Still, the respect SDSU insisted on all week is real. After all, the Jacks got to where they are by essentially copying the Bison's blueprint of physical, old-school football.
"Success breeds imitators," Greenfield said. "You look at what they were doing and it worked pretty well for a long time. To catch them and compete with them you've got to try to do what they do and try to do it better. It might not have been a fast process but to build up the O-line and D-lines and learn how to run the ball and control the clock is a great recipe for success."
So, too, is recruiting great players, developing them, and keeping them. SDSU has 34 seniors, 10 of whom are sixth-year "COVID" seniors.
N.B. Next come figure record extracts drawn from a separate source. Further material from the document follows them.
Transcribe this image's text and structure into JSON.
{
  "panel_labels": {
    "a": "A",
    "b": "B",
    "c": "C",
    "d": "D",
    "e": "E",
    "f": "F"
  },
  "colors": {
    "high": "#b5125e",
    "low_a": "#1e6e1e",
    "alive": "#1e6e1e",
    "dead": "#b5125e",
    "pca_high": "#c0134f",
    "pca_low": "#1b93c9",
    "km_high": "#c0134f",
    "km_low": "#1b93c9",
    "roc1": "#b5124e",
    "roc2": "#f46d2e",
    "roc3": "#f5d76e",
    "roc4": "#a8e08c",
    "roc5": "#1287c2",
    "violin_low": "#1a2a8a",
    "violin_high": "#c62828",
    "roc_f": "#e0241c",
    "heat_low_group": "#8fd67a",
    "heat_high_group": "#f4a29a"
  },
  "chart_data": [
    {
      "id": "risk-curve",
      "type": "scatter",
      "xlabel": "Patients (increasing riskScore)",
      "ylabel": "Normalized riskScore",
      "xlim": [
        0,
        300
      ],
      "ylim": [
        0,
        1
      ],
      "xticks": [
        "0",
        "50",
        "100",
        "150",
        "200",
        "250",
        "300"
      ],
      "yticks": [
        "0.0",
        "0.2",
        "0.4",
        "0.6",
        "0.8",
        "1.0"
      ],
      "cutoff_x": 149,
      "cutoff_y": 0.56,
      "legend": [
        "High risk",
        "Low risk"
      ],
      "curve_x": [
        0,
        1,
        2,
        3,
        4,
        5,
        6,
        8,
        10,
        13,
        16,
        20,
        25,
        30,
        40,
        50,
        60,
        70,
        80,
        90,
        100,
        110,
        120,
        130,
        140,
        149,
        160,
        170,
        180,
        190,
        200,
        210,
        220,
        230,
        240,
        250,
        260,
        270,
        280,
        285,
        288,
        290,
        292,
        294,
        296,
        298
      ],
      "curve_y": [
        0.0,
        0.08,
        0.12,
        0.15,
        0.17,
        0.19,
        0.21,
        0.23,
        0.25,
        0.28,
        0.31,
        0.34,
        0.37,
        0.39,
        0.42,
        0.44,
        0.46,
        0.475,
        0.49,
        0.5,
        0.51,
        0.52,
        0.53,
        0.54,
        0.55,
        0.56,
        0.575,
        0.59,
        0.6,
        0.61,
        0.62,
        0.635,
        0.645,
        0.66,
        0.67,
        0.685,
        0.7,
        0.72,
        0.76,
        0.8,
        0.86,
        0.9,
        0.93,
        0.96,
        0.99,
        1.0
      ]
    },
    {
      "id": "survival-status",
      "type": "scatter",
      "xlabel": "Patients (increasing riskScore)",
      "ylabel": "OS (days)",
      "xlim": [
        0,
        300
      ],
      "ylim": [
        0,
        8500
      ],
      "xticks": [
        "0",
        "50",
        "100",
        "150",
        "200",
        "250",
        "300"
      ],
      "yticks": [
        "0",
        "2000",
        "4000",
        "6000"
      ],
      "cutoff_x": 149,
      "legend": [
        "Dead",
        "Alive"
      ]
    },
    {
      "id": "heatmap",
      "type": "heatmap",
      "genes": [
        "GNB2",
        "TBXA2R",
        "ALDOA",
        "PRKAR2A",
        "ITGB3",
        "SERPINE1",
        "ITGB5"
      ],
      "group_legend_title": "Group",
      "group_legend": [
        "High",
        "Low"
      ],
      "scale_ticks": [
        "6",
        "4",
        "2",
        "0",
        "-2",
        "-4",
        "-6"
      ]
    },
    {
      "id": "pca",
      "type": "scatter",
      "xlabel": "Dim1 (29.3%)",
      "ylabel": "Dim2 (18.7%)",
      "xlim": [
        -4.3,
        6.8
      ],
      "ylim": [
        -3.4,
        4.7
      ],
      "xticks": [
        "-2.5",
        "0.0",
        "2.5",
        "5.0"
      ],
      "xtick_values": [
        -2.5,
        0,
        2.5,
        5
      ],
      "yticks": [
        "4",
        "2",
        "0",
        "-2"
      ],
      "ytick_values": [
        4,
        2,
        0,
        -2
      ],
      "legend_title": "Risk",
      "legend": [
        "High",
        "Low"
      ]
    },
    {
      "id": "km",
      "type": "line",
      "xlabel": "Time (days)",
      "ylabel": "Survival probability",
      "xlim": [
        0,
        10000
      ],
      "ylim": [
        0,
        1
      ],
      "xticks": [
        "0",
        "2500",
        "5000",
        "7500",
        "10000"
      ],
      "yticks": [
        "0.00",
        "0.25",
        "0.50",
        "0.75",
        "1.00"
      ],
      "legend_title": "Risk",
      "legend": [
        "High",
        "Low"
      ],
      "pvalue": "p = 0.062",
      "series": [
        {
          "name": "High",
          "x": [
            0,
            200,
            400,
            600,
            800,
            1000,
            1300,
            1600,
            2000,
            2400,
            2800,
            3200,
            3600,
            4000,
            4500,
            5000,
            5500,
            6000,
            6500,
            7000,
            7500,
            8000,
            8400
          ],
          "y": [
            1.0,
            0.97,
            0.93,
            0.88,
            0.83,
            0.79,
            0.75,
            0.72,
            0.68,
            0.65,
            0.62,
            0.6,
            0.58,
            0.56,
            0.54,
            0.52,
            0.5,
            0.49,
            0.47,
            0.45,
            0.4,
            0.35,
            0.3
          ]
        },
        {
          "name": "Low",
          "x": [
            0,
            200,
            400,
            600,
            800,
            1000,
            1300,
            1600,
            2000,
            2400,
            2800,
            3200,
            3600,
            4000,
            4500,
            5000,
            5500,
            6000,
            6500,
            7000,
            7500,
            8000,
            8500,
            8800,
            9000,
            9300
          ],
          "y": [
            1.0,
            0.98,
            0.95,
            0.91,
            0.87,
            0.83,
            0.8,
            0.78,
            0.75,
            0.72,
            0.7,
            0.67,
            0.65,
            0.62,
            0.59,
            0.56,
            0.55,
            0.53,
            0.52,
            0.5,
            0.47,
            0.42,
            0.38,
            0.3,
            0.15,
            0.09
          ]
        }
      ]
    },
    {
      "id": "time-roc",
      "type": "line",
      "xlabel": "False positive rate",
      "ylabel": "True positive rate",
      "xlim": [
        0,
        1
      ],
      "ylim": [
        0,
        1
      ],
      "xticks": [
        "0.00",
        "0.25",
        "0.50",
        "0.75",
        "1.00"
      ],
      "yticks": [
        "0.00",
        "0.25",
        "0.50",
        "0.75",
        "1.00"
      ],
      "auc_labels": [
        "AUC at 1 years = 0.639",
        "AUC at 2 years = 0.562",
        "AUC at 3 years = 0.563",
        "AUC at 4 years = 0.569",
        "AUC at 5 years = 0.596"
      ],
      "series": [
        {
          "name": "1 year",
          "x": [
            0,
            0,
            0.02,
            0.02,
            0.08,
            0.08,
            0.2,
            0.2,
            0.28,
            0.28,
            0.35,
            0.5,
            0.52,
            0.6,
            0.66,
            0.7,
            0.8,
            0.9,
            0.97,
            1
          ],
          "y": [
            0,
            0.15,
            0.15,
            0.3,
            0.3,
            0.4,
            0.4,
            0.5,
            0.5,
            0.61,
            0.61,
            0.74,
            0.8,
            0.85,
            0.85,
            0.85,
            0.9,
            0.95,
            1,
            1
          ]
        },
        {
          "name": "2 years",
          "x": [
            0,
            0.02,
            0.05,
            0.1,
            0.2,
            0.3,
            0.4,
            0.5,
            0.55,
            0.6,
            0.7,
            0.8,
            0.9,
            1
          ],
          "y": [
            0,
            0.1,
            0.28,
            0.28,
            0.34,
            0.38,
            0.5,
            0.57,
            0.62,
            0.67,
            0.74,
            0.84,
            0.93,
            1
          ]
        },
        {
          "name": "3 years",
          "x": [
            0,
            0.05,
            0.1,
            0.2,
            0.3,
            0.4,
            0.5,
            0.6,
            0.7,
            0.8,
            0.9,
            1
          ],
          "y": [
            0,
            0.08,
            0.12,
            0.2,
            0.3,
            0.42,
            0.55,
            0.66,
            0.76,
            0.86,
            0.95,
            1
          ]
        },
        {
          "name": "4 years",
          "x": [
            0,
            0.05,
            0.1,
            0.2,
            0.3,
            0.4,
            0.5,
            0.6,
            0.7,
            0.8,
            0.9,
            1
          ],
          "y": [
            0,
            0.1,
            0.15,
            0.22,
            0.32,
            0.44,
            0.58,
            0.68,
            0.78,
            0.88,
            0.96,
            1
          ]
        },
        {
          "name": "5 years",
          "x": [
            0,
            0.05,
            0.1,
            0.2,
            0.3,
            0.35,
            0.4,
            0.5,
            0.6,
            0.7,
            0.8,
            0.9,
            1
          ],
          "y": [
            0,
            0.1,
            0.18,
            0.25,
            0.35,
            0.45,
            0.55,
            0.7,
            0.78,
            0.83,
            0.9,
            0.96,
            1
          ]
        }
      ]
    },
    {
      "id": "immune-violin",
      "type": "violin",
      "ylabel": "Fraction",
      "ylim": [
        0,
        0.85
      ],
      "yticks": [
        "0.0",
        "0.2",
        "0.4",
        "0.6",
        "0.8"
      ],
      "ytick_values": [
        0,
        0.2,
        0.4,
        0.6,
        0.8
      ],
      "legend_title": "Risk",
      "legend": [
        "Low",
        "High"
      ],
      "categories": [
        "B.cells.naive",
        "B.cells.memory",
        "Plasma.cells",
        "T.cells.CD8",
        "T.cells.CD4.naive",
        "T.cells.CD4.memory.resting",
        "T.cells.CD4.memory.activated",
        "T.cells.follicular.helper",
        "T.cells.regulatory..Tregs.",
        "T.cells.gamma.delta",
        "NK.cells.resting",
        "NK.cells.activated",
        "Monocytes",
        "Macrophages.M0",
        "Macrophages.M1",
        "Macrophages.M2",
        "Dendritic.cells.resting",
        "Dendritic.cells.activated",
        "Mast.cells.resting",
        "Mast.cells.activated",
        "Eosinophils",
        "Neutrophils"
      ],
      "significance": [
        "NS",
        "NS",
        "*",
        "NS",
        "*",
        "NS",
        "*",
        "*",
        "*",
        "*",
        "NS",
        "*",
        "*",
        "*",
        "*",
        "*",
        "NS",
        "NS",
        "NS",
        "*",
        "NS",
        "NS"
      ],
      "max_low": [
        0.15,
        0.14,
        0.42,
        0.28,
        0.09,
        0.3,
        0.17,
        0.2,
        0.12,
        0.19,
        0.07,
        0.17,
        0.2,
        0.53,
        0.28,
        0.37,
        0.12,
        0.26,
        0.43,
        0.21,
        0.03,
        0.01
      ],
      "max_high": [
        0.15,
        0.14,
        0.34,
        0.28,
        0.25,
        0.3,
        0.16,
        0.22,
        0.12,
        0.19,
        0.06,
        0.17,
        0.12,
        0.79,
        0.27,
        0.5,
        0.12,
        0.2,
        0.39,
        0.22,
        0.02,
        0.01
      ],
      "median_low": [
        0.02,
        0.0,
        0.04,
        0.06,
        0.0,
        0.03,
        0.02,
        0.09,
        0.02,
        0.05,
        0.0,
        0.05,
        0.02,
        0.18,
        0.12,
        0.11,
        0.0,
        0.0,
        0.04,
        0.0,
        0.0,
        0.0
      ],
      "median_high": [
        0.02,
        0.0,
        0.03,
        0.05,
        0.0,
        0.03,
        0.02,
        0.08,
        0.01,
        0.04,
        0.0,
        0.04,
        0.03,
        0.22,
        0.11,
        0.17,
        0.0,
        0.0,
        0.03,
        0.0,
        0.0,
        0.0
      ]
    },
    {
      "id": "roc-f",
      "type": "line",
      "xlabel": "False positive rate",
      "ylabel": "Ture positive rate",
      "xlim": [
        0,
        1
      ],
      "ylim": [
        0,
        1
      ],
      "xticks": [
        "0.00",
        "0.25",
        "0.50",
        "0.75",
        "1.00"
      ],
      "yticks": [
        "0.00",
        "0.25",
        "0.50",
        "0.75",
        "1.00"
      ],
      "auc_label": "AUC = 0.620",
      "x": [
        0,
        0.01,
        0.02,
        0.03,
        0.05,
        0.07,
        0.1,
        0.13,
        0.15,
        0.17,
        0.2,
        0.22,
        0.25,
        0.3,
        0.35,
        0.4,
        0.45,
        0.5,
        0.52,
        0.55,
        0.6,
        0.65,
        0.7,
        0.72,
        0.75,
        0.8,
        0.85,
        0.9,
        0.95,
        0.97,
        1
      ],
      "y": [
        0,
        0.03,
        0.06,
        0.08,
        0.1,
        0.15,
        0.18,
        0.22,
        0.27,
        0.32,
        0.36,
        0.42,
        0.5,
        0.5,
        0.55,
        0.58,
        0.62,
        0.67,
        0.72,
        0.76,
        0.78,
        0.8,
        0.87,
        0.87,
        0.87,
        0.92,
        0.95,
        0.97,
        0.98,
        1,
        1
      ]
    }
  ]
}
And those 10 are all either starters or part-time starters. Not many college football teams get to keep the same players for six years. It tends to make them a little easier to coach and harder to beat.
"It feels like we've played the same names for a damn long time," said Bison coach Matt Entz. "You can tell — it's a lot of veteran guys who have seen a lot of football and played a lot of football and are well-coached."
The Jacks have two more before playoffs. They visit Youngstown State next, and the Penguins are a solid team at 6-3, with a playoff berth in their sights. Then the Jacks finish up by hosting 3-6 Missouri State.
Western Illinois, Indiana State and Murray State, the Valley's three bottom feeders with a combined 2-25 record — the Jacks face none of them this year.
The work to get where they are has been hard-earned, and they continue to avoid the temptation to look ahead.
"I've taken over a program at an opportune time," said Rogers, who, like both of his coordinators, Zach Lujan and Jesse Bobbit, was a standout player for SDSU not long ago. "We've got great talent and I'm blessed to be in this situation. We have a great team with great leadership, and when your best players are your hardest workers and your best leaders it's easy to rally behind them and easy to have success."